Can I really get R&D tax credits for standard app development work?

Yes, most app development includes qualifying R&D work because you're solving technical problems or creating new functionality that hasn't been done before. You can claim back up to 33p for every pound spent on qualifying development work, but you need to document the technical challenges and innovations properly.

What's the minimum revenue I need to qualify for revenue-based financing?

Most revenue-based financing providers like Clearco and Uncapped require consistent monthly income of at least £5k for several months running. They'll want access to your bank account and payment processor to verify the numbers, so this option only works for apps with proven traction.

How do I protect relationships when raising money from friends and family?

Always put everything in writing with a simple agreement that explains whether it's a loan with interest, investment for shares, or a gift you'll repay. Set realistic expectations about timeframes and provide regular updates even when there's not much progress to report.

Should I use Kickstarter or other crowdfunding platforms for my app?

Kickstarter's all-or-nothing model can be risky since you get zero if you hit 98% of your goal, while Indiegogo offers flexible funding where you keep whatever you raise. For apps, equity crowdfunding platforms like Seedrs or Crowdcube often work better since backers understand digital products better.

Is bootstrapping realistic for complex apps, or should I seek investment?
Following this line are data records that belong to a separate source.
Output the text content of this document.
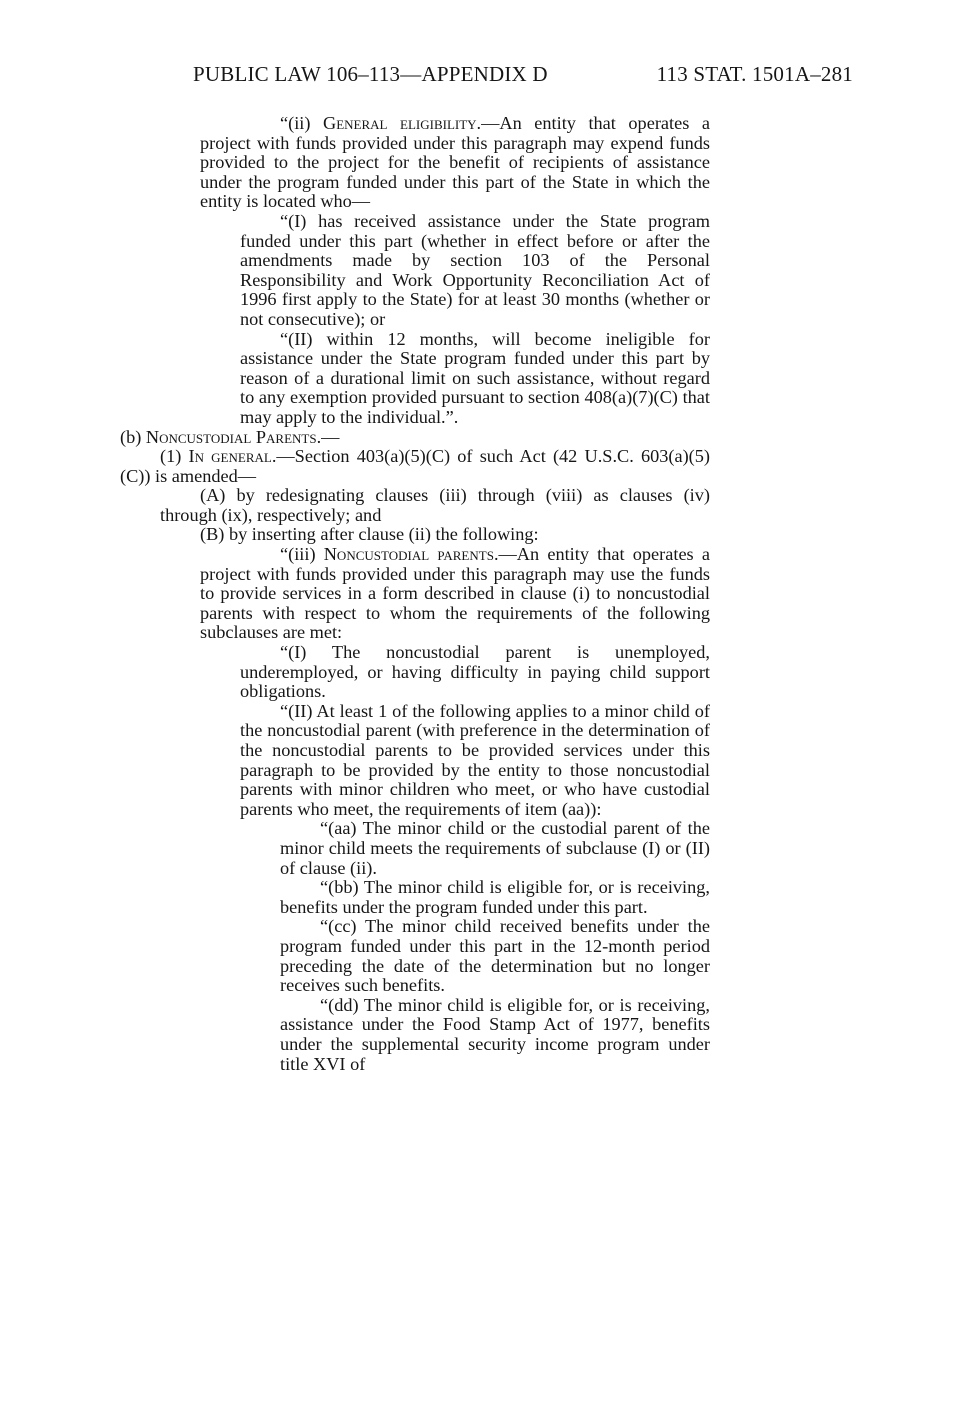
PUBLIC LAW 106–113—APPENDIX D	113 STAT. 1501A–281

“(ii) General eligibility.—An entity that operates a project with funds provided under this paragraph may expend funds provided to the project for the benefit of recipients of assistance under the program funded under this part of the State in which the entity is located who—

“(I) has received assistance under the State program funded under this part (whether in effect before or after the amendments made by section 103 of the Personal Responsibility and Work Opportunity Reconciliation Act of 1996 first apply to the State) for at least 30 months (whether or not consecutive); or

“(II) within 12 months, will become ineligible for assistance under the State program funded under this part by reason of a durational limit on such assistance, without regard to any exemption provided pursuant to section 408(a)(7)(C) that may apply to the individual.”.

(b) Noncustodial Parents.—

(1) In general.—Section 403(a)(5)(C) of such Act (42 U.S.C. 603(a)(5)(C)) is amended—

(A) by redesignating clauses (iii) through (viii) as clauses (iv) through (ix), respectively; and

(B) by inserting after clause (ii) the following:

“(iii) Noncustodial parents.—An entity that operates a project with funds provided under this paragraph may use the funds to provide services in a form described in clause (i) to noncustodial parents with respect to whom the requirements of the following subclauses are met:

“(I) The noncustodial parent is unemployed, underemployed, or having difficulty in paying child support obligations.

“(II) At least 1 of the following applies to a minor child of the noncustodial parent (with preference in the determination of the noncustodial parents to be provided services under this paragraph to be provided by the entity to those noncustodial parents with minor children who meet, or who have custodial parents who meet, the requirements of item (aa)):

“(aa) The minor child or the custodial parent of the minor child meets the requirements of subclause (I) or (II) of clause (ii).

“(bb) The minor child is eligible for, or is receiving, benefits under the program funded under this part.

“(cc) The minor child received benefits under the program funded under this part in the 12-month period preceding the date of the determination but no longer receives such benefits.

“(dd) The minor child is eligible for, or is receiving, assistance under the Food Stamp Act of 1977, benefits under the supplemental security income program under title XVI of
Bootstrapping works well if you break development into affordable phases rather than trying to build everything upfront. Start with a minimum version that does one thing well, launch it to get user feedback and early revenue, then fund additional features gradually as income allows.

How long does it typically take to raise funding through different methods?

Pre-sales and friends/family funding can happen within weeks, while angel investment usually takes 3-6 months from first contact to receiving money. Government grants can take 6-12 months due to application cycles and approval processes, so factor in these timelines when planning your development schedule.

What should I do if banks have already rejected my loan application?

Bank rejection is common for apps since they prefer proven income streams and physical assets they can claim if things go wrong. Focus on alternative funding sources like pre-sales, angel investors, or revenue-based financing that better understand digital products and don't require traditional collateral.